My lab reopened its doors a few weeks ago. This is, of course, a wonderful thing. After four long months at home, everyone was going a little stir crazy analysing data, writing papers, planning experiments and reading the scientific literature.
But I cannot say that we have “resumed” properly. Not at all. The team are still getting to grips with booked hot-bench spaces to maintain low occupancy, working in enhanced PPE, and braving crowded public transport to get to and from work. It’s stressful and disruptive, and the joys of lab work are blunted by the need to wear a mask at the bench, a constant reminder about the invisible menace around us. As lab heads have been asked to maintain working from home wherever possible, I have the added burden of guilt that my team members are facing dangers that I am not sharing. I work incredibly hard each day, preparing for the new teaching term, writing grants and papers, supervising the researchers via video calls and tending to collaborations, but I feel somehow, at the same time, that I am cheating.
How long will this go on? Many places may be reopening, but I fear we are far from out of the woods. Hotspots flare up all over the world, both in virgin territory and in countries whose first curves were long since flattened. The case numbers in the UK have been creeping up over the past month or so. Although hospitalizations and deaths have not yet followed suit, there is increasing awareness of a significant but uncounted middle-ground of severe, long-term illness amongst younger people. Add that to the really unknown long-term effects of those hospitalised people who ostensibly “recovered”, and the true direct toll of the pandemic is likely to be much higher than the minimum binary stats – dead or alive – would have us believe.
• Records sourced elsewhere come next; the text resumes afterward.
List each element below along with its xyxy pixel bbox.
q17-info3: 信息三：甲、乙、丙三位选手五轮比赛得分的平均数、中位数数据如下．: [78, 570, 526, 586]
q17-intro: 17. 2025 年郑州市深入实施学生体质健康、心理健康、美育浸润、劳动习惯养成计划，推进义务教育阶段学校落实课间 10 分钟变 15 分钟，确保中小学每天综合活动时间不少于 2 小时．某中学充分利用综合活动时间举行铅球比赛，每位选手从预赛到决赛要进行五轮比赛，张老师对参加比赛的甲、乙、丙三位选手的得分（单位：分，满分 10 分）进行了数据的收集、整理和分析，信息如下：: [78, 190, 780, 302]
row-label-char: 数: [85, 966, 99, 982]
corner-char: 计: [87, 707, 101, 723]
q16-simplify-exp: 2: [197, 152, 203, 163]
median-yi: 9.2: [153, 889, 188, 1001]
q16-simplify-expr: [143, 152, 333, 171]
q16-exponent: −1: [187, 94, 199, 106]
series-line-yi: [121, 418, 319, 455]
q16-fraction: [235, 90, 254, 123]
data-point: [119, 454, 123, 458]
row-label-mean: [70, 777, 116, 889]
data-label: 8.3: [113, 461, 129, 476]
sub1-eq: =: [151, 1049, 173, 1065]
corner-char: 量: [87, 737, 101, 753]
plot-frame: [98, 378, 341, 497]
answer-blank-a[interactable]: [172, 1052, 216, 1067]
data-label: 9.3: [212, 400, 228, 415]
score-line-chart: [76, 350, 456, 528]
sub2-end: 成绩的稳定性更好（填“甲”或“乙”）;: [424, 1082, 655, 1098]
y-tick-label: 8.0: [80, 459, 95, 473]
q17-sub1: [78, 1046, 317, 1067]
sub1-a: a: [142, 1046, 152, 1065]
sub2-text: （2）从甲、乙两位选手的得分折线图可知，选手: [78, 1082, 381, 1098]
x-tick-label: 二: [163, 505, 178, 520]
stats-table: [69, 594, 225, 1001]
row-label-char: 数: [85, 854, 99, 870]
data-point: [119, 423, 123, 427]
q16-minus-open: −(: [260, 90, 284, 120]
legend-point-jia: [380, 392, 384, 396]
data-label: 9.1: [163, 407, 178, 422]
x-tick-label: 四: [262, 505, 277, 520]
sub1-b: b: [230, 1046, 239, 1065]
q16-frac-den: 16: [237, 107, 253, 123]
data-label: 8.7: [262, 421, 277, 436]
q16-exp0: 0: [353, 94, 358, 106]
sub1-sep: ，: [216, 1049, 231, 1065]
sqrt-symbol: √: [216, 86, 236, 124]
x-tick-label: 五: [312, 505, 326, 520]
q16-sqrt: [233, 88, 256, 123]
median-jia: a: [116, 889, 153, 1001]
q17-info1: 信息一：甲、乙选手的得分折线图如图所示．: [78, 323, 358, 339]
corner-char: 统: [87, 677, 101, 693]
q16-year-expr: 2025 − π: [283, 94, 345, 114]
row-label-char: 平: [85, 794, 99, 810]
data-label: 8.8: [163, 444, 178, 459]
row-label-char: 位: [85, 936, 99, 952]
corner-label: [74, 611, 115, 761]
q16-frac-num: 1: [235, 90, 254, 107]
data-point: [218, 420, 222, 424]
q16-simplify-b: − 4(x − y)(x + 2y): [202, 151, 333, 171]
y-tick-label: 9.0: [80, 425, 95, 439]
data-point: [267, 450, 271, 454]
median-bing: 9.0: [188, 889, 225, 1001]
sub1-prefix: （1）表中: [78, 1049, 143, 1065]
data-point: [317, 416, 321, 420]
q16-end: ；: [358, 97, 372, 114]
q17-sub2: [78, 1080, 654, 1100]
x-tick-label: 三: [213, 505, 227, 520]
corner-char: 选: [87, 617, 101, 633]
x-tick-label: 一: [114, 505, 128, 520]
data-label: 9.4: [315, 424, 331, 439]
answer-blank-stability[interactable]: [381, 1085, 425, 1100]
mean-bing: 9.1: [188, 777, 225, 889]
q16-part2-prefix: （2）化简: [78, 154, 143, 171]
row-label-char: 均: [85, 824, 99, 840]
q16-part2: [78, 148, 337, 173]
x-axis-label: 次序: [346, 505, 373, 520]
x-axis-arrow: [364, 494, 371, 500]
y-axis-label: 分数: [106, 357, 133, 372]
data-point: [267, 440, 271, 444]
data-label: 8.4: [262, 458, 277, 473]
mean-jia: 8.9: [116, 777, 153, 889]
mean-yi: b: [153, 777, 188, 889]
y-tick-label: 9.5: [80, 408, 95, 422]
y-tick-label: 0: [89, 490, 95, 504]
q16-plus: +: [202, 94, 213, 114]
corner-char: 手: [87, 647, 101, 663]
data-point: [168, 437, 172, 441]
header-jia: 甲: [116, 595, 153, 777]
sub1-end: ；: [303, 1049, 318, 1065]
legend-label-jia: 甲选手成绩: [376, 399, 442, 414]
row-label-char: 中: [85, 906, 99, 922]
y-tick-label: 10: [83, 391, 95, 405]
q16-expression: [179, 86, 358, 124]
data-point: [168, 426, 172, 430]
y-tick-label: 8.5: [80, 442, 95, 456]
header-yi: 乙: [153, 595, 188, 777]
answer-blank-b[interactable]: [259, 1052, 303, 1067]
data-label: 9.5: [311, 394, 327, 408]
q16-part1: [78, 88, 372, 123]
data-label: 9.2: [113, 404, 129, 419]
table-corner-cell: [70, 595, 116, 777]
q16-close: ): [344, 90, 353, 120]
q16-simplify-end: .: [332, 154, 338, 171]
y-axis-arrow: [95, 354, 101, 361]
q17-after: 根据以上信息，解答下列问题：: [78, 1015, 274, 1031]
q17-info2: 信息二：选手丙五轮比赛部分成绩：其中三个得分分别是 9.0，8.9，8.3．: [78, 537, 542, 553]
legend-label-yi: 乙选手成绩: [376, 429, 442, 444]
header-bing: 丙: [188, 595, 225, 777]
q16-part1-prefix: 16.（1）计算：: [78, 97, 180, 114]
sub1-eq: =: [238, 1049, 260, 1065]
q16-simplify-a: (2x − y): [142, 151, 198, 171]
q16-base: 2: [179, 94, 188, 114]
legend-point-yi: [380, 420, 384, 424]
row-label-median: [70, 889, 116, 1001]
Of biggest concern is what will happen when winter descends upon us. Will its lower temperatures
fan a simmering virus reservoir into flames, mingling with seasonal influenza virus in an especially toxic mixture? I feel that we are in the eye of a storm right now, and that the lab time my researchers have now is borrowed, a golden few months of opportunity before another surge. I very much hope to be wrong about this, but as one of my colleagues remarked yesterday, you can hear a very loud clock ticking. This sense of urgency has infected the researchers in my team, as they pile on extra experiments in a bid to have enough to analyse and write up during the next potential lockdown.
In academia, the fear is palpable. Not about the virus: we scientists understand well the risks and have the ability to balance those fears appropriately. But what we fear is what will become of us: our careers and livelihoods. In this we are no different than most other folk; the pandemic has tipped the world into economic chaos from which it may take years to recover. But academia already had an inbuilt insecurity that the current circumstances will only enhance. Many of us will be forced to leave and compete for an ever-diminishing pool of jobs outside research. Many of us will be at the best, disappointed, and at the worst, unemployed. It remains to be seen how resilient the higher education sector will be. None of us has the slightest idea what to expect.
So as a long, hot summer dwindles into rains, shorter days and the end of one of the most momentous years on record, I work at my dining room tables, keep an eye on my son and, when time allows, tend to our garden. It’s that time of ridiculous bounty where we struggle to deal with the glut of fruit and vegetables: figs, apples, pears, plums, cucumbers and blackberries pile up in the fridge, and we cook with our own beans, chillis, courgettes, chard, beets, carrots, celery, zucchini flowers, onions and potatoes. Fat pumpkins, aubergines and sweetcorn ripen, and parsnips, cabbage, Brussels and broccoli await the frosts. Soon Richard will be harvesting grapes, hops and apples for wine, beer and cider. There is a comfort to the predictability of these seasonal harvest cycles, and this year I feel even more connected because it’s an environment I seldom leave. The garden is my anchor, keeping me tethered in a strange see with an uncertain forecast. Even if this is only an illusion, I’ll take it.